The U.S. Geological Survey (USGS), in cooperation with the Indiana Office of Community and Rural Affairs, created digital flood-inundation maps for an 8.3-mile reach of the Elkhart River at Goshen, Indiana, extending from downstream of the Goshen Dam to downstream from County Road 17. The inundation maps, which can be accessed through the USGS Flood Inundation Mapping Science Web site at http://water.usgs.gov/osw/flood_inundation/
, depict estimates of the areal extent and depth of flooding corresponding to nine selected water levels (stages) at the USGS streamgage at Elkhart River at Goshen (station number 04100500). Current conditions for the USGS streamgages in Indiana may be obtained on the Internet at http://waterdata.usgs.gov/
. In addition, stream stage data have been provided to the National Weather Service (NWS) for incorporation into their Advanced Hydrologic Prediction Service (AHPS) flood warning system (http://water.weather.gov/ahps/)
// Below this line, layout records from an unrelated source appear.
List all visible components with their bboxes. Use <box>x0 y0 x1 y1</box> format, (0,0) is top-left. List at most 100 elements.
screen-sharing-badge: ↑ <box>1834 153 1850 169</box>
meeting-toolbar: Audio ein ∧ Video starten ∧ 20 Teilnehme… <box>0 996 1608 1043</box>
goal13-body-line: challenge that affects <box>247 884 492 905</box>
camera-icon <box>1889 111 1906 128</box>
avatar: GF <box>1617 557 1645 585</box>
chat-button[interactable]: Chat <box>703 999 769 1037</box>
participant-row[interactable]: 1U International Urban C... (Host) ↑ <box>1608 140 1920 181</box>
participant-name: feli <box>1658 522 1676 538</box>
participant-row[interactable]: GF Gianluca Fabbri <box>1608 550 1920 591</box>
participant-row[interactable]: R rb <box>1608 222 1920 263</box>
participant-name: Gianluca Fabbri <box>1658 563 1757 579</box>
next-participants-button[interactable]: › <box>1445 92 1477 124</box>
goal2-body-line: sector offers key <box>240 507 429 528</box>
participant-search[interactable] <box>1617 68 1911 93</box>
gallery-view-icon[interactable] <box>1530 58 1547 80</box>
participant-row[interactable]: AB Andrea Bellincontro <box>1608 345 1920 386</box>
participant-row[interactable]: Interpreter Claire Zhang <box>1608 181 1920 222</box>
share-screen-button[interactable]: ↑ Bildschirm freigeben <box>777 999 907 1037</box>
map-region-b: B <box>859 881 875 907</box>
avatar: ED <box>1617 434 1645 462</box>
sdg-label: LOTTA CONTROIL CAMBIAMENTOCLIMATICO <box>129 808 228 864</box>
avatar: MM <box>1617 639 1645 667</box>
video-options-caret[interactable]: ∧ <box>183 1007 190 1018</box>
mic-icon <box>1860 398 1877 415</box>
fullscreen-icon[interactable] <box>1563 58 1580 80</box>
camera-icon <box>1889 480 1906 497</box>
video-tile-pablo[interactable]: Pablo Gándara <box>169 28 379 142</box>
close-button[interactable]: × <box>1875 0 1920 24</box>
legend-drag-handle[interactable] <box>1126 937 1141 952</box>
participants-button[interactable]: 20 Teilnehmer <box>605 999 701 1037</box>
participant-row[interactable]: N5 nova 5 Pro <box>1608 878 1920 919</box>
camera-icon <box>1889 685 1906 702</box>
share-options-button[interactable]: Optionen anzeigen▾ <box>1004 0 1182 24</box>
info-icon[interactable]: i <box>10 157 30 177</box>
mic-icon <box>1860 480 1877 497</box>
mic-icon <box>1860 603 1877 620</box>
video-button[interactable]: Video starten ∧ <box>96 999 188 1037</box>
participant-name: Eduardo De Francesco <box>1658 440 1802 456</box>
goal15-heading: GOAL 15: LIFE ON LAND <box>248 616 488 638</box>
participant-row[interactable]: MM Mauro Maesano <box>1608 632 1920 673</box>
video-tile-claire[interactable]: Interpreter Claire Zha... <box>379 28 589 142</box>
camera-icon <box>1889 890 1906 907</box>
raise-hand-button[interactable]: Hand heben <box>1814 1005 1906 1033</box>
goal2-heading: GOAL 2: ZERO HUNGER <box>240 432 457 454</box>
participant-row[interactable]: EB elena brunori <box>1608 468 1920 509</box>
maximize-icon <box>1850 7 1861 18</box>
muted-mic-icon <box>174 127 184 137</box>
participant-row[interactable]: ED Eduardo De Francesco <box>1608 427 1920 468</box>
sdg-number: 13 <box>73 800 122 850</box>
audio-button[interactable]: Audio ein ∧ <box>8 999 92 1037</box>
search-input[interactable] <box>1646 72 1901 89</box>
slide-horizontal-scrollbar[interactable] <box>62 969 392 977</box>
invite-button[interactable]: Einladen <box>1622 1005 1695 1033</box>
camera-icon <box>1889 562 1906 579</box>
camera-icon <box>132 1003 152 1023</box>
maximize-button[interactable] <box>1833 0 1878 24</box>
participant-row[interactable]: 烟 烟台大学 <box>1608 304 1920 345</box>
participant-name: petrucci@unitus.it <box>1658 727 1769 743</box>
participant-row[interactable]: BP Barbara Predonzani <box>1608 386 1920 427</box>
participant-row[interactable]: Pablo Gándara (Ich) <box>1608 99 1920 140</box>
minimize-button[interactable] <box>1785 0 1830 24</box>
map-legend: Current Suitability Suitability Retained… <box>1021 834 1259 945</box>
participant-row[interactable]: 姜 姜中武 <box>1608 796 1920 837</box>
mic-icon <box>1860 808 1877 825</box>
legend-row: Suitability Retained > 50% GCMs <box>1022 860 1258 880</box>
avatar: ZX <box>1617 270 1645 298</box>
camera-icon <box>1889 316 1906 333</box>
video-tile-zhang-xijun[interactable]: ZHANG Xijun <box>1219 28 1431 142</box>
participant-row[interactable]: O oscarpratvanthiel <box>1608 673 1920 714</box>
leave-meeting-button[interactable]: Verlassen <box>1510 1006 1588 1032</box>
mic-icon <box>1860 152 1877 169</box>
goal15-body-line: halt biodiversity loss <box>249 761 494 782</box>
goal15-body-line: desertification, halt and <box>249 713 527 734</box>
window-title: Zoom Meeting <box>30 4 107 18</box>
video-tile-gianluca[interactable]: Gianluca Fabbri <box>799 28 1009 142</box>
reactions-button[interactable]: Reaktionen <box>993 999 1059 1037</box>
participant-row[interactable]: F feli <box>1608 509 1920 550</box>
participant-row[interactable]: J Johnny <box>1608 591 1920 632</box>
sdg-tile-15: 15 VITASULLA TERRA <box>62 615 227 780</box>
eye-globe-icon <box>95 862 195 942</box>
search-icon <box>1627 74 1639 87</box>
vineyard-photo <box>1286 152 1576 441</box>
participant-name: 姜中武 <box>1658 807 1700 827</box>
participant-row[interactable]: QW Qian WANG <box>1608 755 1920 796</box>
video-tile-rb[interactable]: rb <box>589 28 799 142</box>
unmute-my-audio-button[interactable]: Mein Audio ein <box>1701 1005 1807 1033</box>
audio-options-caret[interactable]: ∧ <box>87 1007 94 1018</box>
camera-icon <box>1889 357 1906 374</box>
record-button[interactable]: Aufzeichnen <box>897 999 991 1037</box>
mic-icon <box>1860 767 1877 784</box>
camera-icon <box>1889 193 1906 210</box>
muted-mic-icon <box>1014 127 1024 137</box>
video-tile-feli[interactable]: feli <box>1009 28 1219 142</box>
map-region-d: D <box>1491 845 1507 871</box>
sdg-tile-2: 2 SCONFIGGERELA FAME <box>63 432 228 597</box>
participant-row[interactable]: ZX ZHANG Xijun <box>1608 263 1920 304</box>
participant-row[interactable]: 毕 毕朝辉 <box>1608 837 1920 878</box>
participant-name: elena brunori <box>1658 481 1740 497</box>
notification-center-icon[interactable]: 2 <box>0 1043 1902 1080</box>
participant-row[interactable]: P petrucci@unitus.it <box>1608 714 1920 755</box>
. The NWS forecasts flood hydrographs at many places that are often colocated with USGS streamgages. NWS-forecasted peak-stage information may be used in conjunction with the maps developed in this study to show predicted areas of flood inundation. In this study, flood profiles were computed for the stream reach by means of a one-dimensional step-backwater model. The model was calibrated using the most current stage-discharge relation at the Elkhart River at Goshen streamgage. The hydraulic model was then used to compute nine water-surface profiles for flood stages at 1-foot (ft) intervals referenced to the streamgage datum and ranging from approximately bankfull (5 ft) to greater than the highest recorded water level (13 ft). The simulated water-surface profiles were then combined with a geographic information system (GIS) digital-elevation model (DEM), derived from Light Detection and Ranging (LiDAR) data having a 0.37-ft vertical accuracy and 3.9-ft horizontal resolution in order to delineate the area flooded at each water level. The availability of these maps, along with Internet information regarding current stage from USGS streamgages and forecasted stream stages from the NWS, provide emergency management personnel and residents with information that is critical for flood response activities such as evacuations and road closures as well as for postflood recovery efforts.